Traditionell beginnt die Spielzeit am Mainfranken Theater Würzburg mit dem Theaterfest.
Seit Jahren schon. Alle Freunde der Bühne, aber auch solche, die mit dem Musentempel eigentlich wenig am Hut haben, freuen sich darauf. Denn mit Speis und Trank im Freien und im Haus - heuer durch das Catering von Wirt und Stadtrat Emanuel La Rosa - , mit allerlei Aktivitäten und Begegnungen auch mit den Theaterleuten ist reichlich für Abwechslung gesorgt.

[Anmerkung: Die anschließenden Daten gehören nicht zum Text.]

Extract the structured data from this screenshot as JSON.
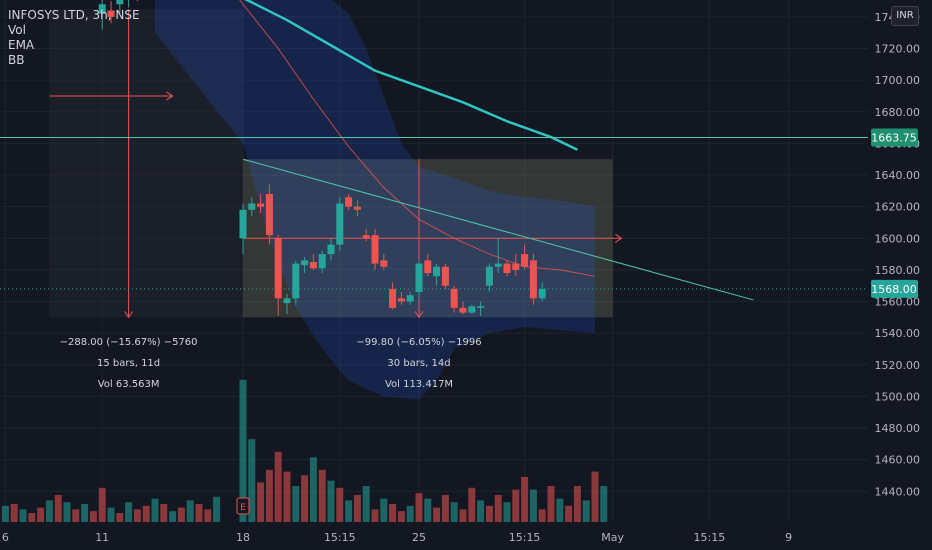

Allerdings soll es heuer am 17. September ein bisschen anders zugehen. Denn statt des beliebten Theaterfestkonzertes am Abend gibt es diesmal eine Premiere, allerdings auch mit Musik: Das Schauspiel erarbeitet derzeit gerade mit Autorin und Regisseurin Deborah Epstein ein Projekt namens „Kein schöner Land - Ein Heimatabend“. Sie unternimmt damit eine musikalisch-literarische Erinnerungsreise durch die Geschichte Unterfrankens und Würzburgs, von der Stadtgründung bis zum Wiederaufbau und bis heute und recherchiert dafür eifrig.
Es erklingen dabei Madrigale, Lieder, Songs, aber auch Rap. Beteiligt sind unter anderem Maria Brendel, Klaus Müller-Beck, Kai Christian Moritz, Rainer Appel, Georg Zeies, Robin Bohn und Christina Theresa Motsch; die musikalische Leitung hat Ulrich Pakusch; Milena Ivanova wird Cello spielen.
Das Theaterfestkonzert wird nachgeholt als Herbstgala am 23. Oktober. Trotzdem bieten einige Programmpunkte schon einen Vorgeschmack auf Kommendes: So gibt es bereits eine Matinee zur Oper „Die Afrikanerin“ von Giacomo Meierbeer, und ebenso einen Einblick in die Musicalrevue „Garderobe Nr. 1“, die am folgenden Tag, am 18. September in den Kammerspielen Premiere hat.
Das große Thema Afrika wirft auch hier schon seinen Schatten voraus: Die Kinder können einen Trommelkurs besuchen, und auch in das Afrikaprojekt, das in Koproduktion mit Burkina Faso entstand und am 8. Oktober Premiere hat unter dem Titel „Les funérailles du desert“ darf man schon hineinspitzen.
Natürlich gibt es wieder Kaffeehausmusik, Kinder-Schminken, Führungen und auch ein Chorprojekt der Initiative „Ohren auf in Concert“ ist angekündigt.